As for suggestions that Elizabeth Mitchell or Kathryn Morris might do ... well, maybe as ninth or tenth choices if this were going to be a TV mini-series for Lifetime – but not for any serious film franchise. Sorry, but neither of those women has the acting chops to pull off the lead in a huge theatrical film release, let alone star in the premiere film of what could be a big new movie franchise. I mention Lifetime as an example of the disaster this film project could become, for a reason: Lifetime has already botched its own made-for-TV versions of Cornwell’s two Win Garano novels by rendering them as silly melodrama that is overwrought even for that genre and that network. Admittedly, the novels in question, At Risk and The Front, are probably Cornwell’s weakest works to date; but the screenwriters did them much worse anyway.

Even more problematic is the choice of a screenwriter with virtually no history of accomplishment in that field. Kerry Williamson?? Who??? Sure, she might be a diamond in the rough, but wouldn’t someone have discovered that by now? One or two low-key screenplays do not usually a successful career make, unless you’re dealing with highly original scripts rather than adaptation from very well known material.
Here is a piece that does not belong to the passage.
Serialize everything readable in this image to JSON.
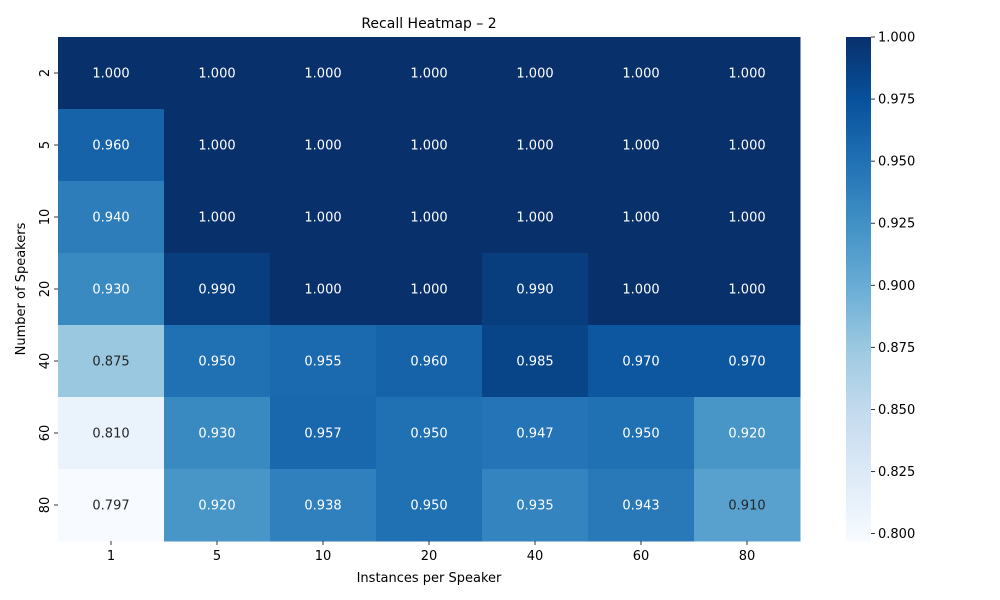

A look at her IMDB page, however – which shows minimal experience – makes you wonder: who the hell is Kerry Williamson, and whom did she bribe/flatter/cozy up to in order to get this break? Or, more likely, did the studio decide it could program this relative novice like a Stepford hack to butcher the book plots in whatever way it chooses, in order to shovel Jolie into the role no matter what?

It remains to be seen whether the director who ends up with this project (if it flies) is smart enough to insist on someone far more appropriate for the role, versus just signing a Big Name with the thought that that would guarantee box office (always a stupid assumption). Then again, Fox has been blithely stupid before, and the Hollywood PR machine says the studio has already locked on Jolie (what else can one expect when Jolie’s manager is one of the people at the reins of this project?). Let the audience beware.

Not that I will lose any sleep over this, no matter how much I love the Scarpetta novels or cinema, but ... I keep thinking of Bonfire Of The Vanities, where the miscast star power overshadowed the story, the script was so much weaker than the remarkable novel, and all the various missteps resulted in box office poison. Worse, it came across as more of a black comedy than a dark, wry cautionary tale about Wall Street. I was disappointed, all the more so because I found Tom Wolfe’s scathing novel all too eerily accurate; it was also far more hauntingly dark than darkly comic, and the scriptwriters never got that.

So: I really hope Patricia Cornwell is paid dearly for the rights to her novel(s) and is laughing all the way to the bank – because I don’t think she’ll like the result with Jolie in it, no matter how much she may like the actress personally. I know I won’t bother with it if Jolie stays. And I’ll bet I’m not alone on that.